Introducing: Kate Ekama
Kate Ekama is one of the three PhD-students on Cátia Antunes' 'Challenging Monopolies' project.
"I was born and raised in the shadow of Table Mountain in Cape Town, South Africa. After high school I went to the University of Cape Town (UCT) and completed a BA, with majors in Economic History and English literature. Following my Bachelors I travelled abroad for six months with my family. I missed the university environment during the time away which confirmed my desire to study further, so on returning to Cape Town I registered for a one year post-graduate Honours degree specializing in history.
During the first semester I took a course on the social history of the Dutch East India Company at the Cape – that sparked my interest in the VOC. It was the first time that I worked on court records, which has turned into a real passion. My research paper for that class – on notions of honour among slaves at the eighteenth-century Cape – became the basis of my Honours thesis.

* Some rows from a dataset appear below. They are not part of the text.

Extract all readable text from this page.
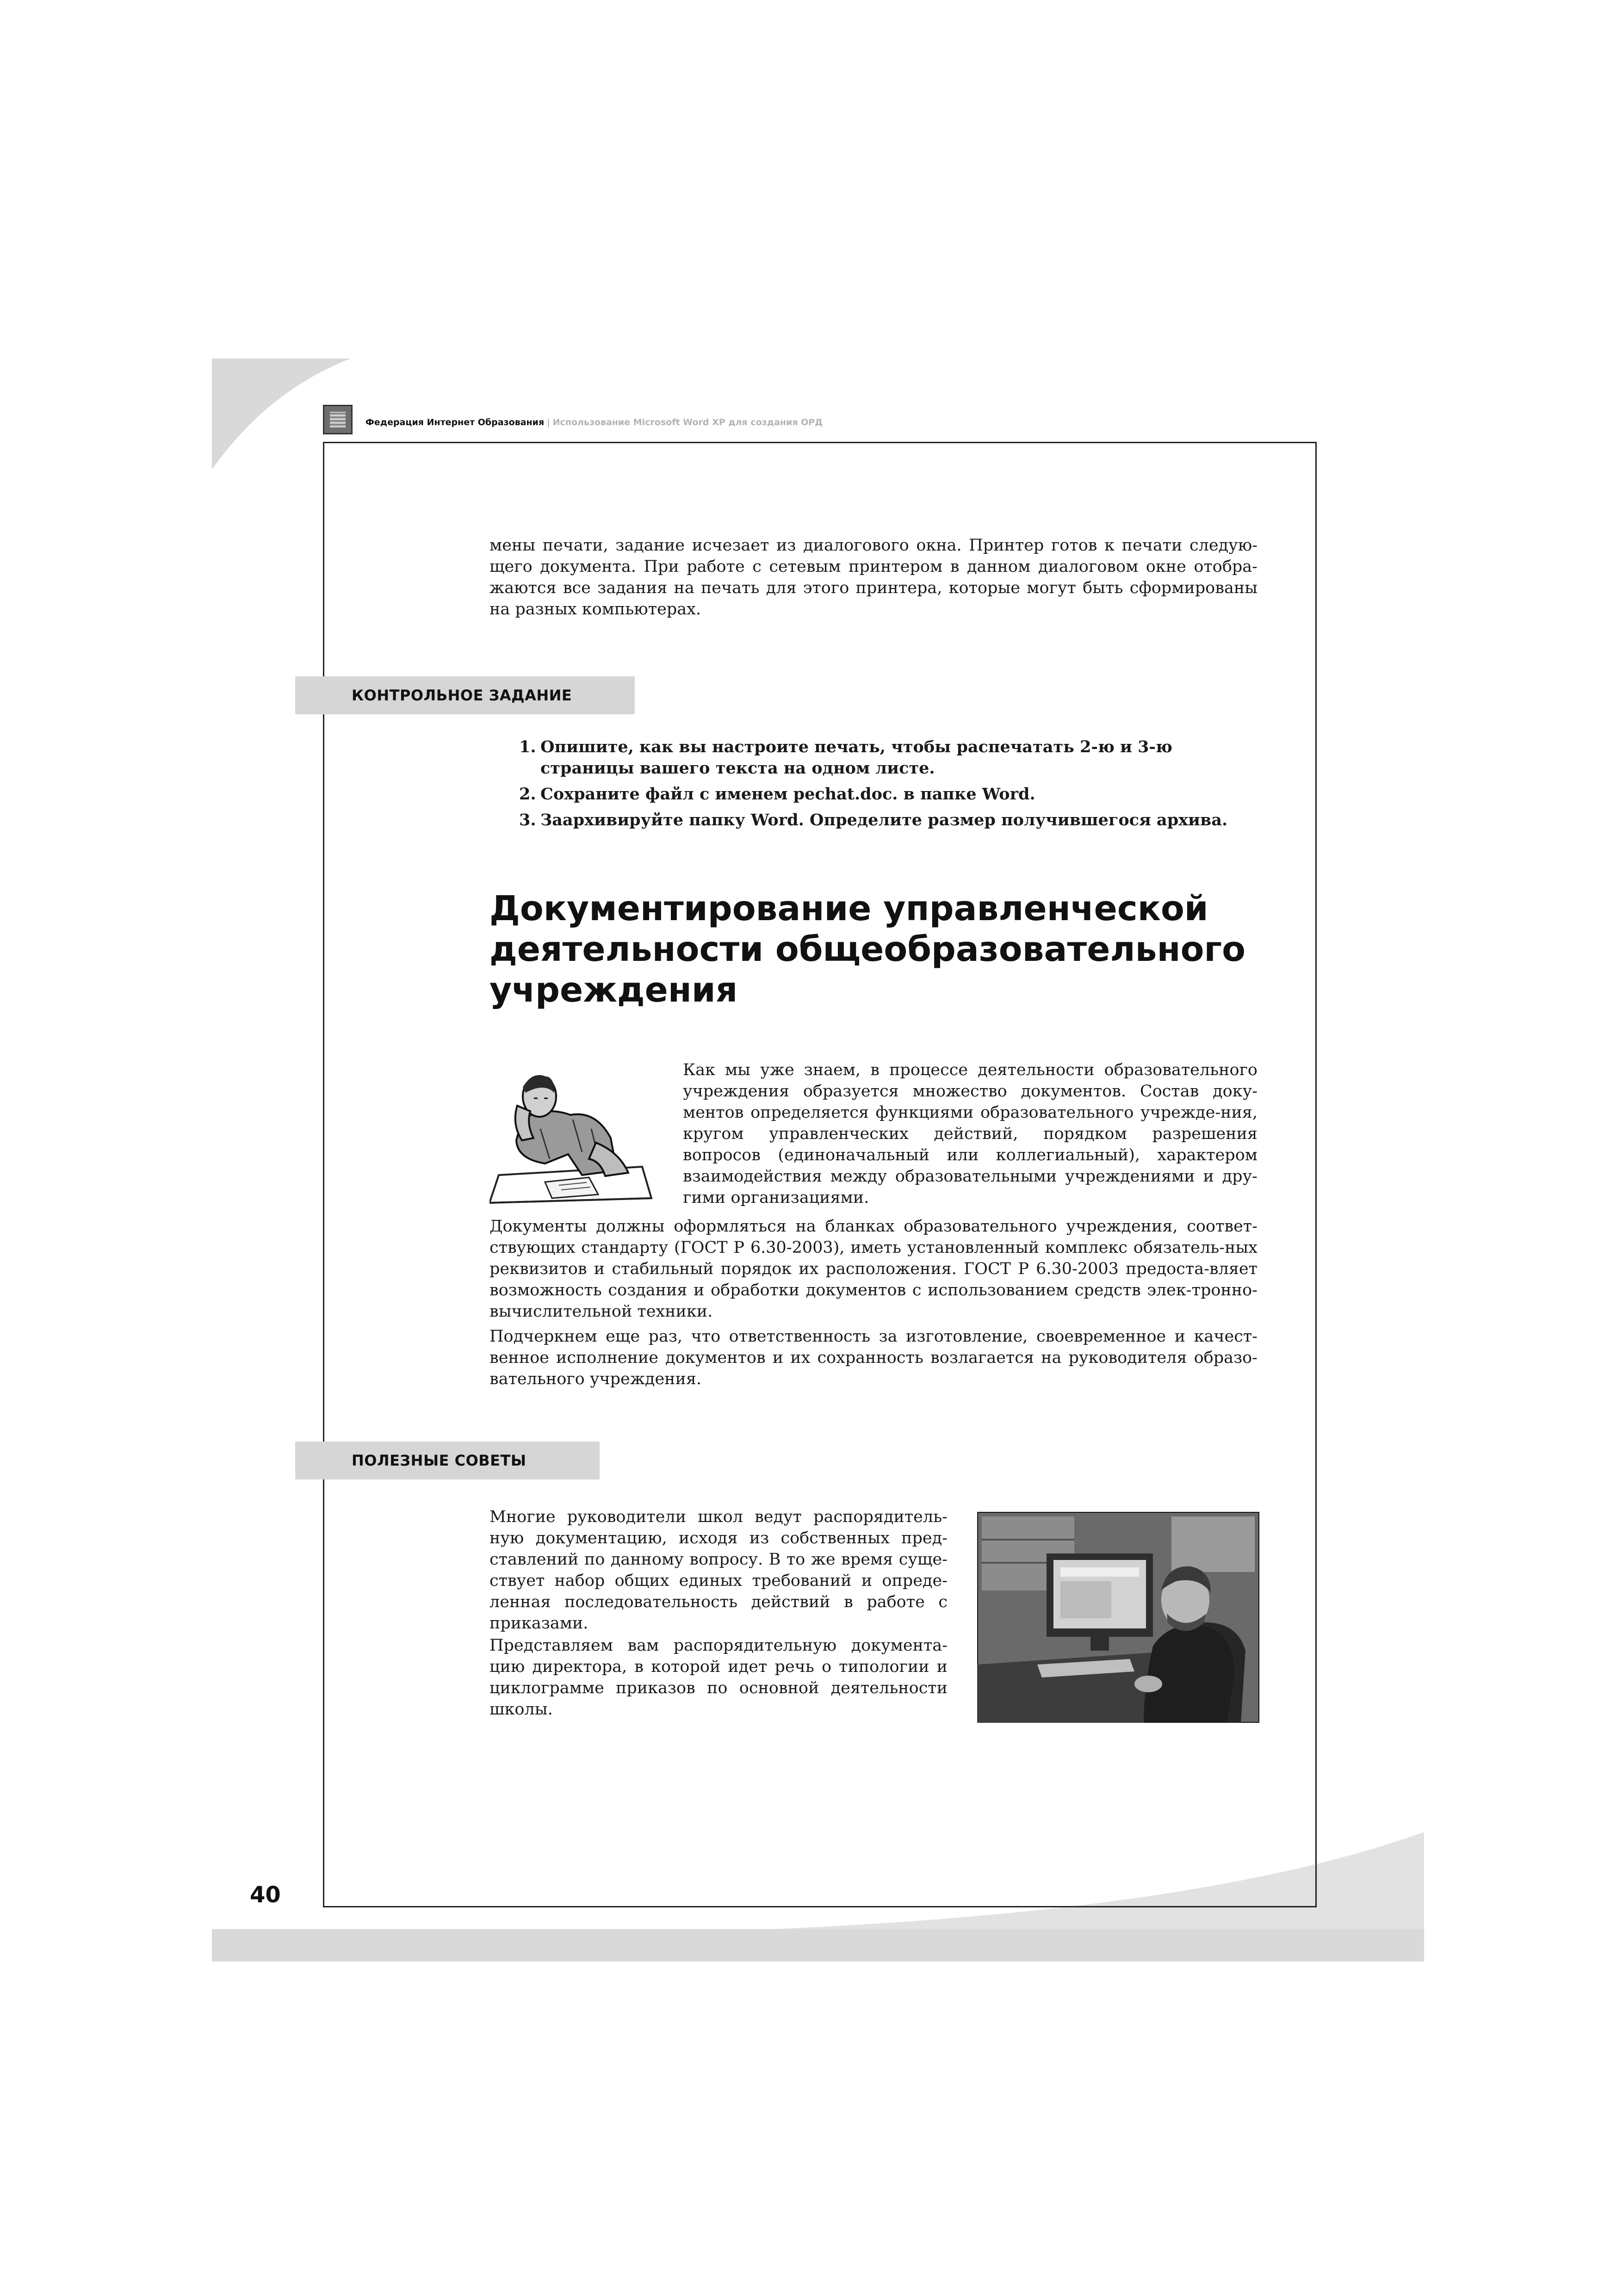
Федерация Интернет Образования | Использование Microsoft Word XP для создания ОРД
мены печати, задание исчезает из диалогового окна. Принтер готов к печати следую-щего документа. При работе с сетевым принтером в данном диалоговом окне отобра-жаются все задания на печать для этого принтера, которые могут быть сформированы на разных компьютерах.
КОНТРОЛЬНОЕ ЗАДАНИЕ
1. Опишите, как вы настроите печать, чтобы распечатать 2-ю и 3-ю страницы вашего текста на одном листе.
2. Сохраните файл с именем pechat.doc. в папке Word.
3. Заархивируйте папку Word. Определите размер получившегося архива.
Документирование управленческой деятельности общеобразовательного учреждения
Как мы уже знаем, в процессе деятельности образовательного учреждения образуется множество документов. Состав доку-ментов определяется функциями образовательного учрежде-ния, кругом управленческих действий, порядком разрешения вопросов (единоначальный или коллегиальный), характером взаимодействия между образовательными учреждениями и дру-гими организациями.
Документы должны оформляться на бланках образовательного учреждения, соответ-ствующих стандарту (ГОСТ Р 6.30-2003), иметь установленный комплекс обязатель-ных реквизитов и стабильный порядок их расположения. ГОСТ Р 6.30-2003 предоста-вляет возможность создания и обработки документов с использованием средств элек-тронно-вычислительной техники.
Подчеркнем еще раз, что ответственность за изготовление, своевременное и качест-венное исполнение документов и их сохранность возлагается на руководителя образо-вательного учреждения.
ПОЛЕЗНЫЕ СОВЕТЫ
Многие руководители школ ведут распорядитель-ную документацию, исходя из собственных пред-ставлений по данному вопросу. В то же время суще-ствует набор общих единых требований и опреде-ленная последовательность действий в работе с приказами.
Представляем вам распорядительную документа-цию директора, в которой идет речь о типологии и циклограмме приказов по основной деятельности школы.
40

Towards the end of my Honours year my supervisor – Nigel Worden – asked me if I would be interested in studying abroad and told me about an opportunity to study at Leiden University. I was accepted into the Encompass programme to do a Research Masters degree here and wrote my thesis under the supervision of Alicia Schrikker and Robert Ross. For my thesis I pursued my interests in the VOC, slavery and criminal records and focused on slavery in Colombo, Sri Lanka during the VOC period.
Earlier this year I heard about Cátia Antunes’ Challenging Monopolies project and decided to apply. The day before I defended my MA thesis I was offered the job! I am looking forward to spending the next four years delving into the records of the Supreme Court of the Dutch Republic to research instances in which free agents and their networks opposed the Dutch East and West India Company monopolies in court. I am very excited about staying on in the Institute for History, being part of the project team and getting stuck into my research."